The divergence, then, is twofold: AI healthtech is diffusing risk through platforms, while pharma is concentrating it in molecules. Both paths create value—but the system-level consequences couldn’t be more different.

  • Noor

Interesting Things in Research and Beyond

Sometimes the most profound insights come from being able to truly see a problem. Researchers at Tufts University have developed a novel AI method to visualize the precise physical damage that different tuberculosis (TB) drugs inflict on bacterial cells. By training a model on thousands of images, they can create detailed "death portraits" that classify the exact mechanism of action—whether a drug is damaging the cell wall, DNA, or ribosomes. This moves beyond simply knowing if a drug works to understanding how it works at a granular, visual level, which could be a powerful new tool for designing more effective combination therapies.


Signals to Watch


Lately I’ve been diving into the story of Epic Systems and its remarkable founder, Judy Faulkner. It’s hard not to be impressed: she bootstrapped the company from the ground up, steering it to a multibillion-dollar valuation without outside capital—a rarity in healthcare and in tech more broadly. We don’t often hear about billion-dollar companies led by female founders that are completely self-funded. Even more interesting is how she articulated, and stuck to, her “10 commandments” for running the company—principles that still guide Epic today.

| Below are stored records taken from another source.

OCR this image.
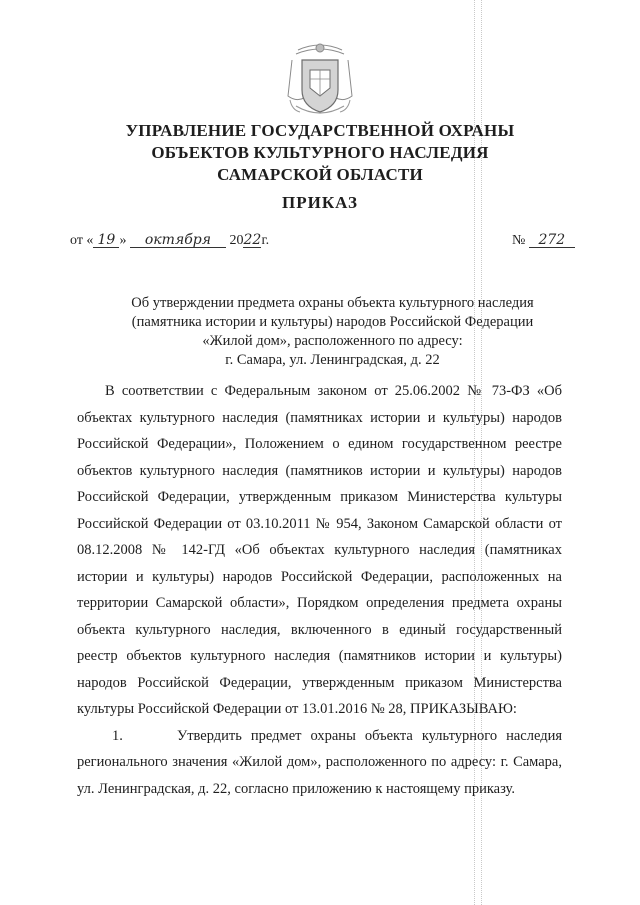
УПРАВЛЕНИЕ ГОСУДАРСТВЕННОЙ ОХРАНЫ
ОБЪЕКТОВ КУЛЬТУРНОГО НАСЛЕДИЯ
САМАРСКОЙ ОБЛАСТИ
ПРИКАЗ
от « 19 » октября 2022г.	№ 272
Об утверждении предмета охраны объекта культурного наследия
(памятника истории и культуры) народов Российской Федерации
«Жилой дом», расположенного по адресу:
г. Самара, ул. Ленинградская, д. 22

В соответствии с Федеральным законом от 25.06.2002 № 73-ФЗ «Об объектах культурного наследия (памятниках истории и культуры) народов Российской Федерации», Положением о едином государственном реестре объектов культурного наследия (памятников истории и культуры) народов Российской Федерации, утвержденным приказом Министерства культуры Российской Федерации от 03.10.2011 № 954, Законом Самарской области от 08.12.2008 № 142-ГД «Об объектах культурного наследия (памятниках истории и культуры) народов Российской Федерации, расположенных на территории Самарской области», Порядком определения предмета охраны объекта культурного наследия, включенного в единый государственный реестр объектов культурного наследия (памятников истории и культуры) народов Российской Федерации, утвержденным приказом Министерства культуры Российской Федерации от 13.01.2016 № 28, ПРИКАЗЫВАЮ:

1.	Утвердить предмет охраны объекта культурного наследия регионального значения «Жилой дом», расположенного по адресу: г. Самара, ул. Ленинградская, д. 22, согласно приложению к настоящему приказу.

On a different note, I’ve also started reading Empire of Pain, the story of the Sackler family and the origins of modern pharmaceutical marketing and regulation. It’s a fascinating, and at times disturbing, account of how medicine discovery, regulation, and advertising co-evolved in the U.S. The book traces how new drugs moved from the lab bench to the marketplace, and how the rules governing safety, approval, and promotion were shaped—often in response to excesses and scandals. I’m only halfway through, but already finding it both gripping and illuminating.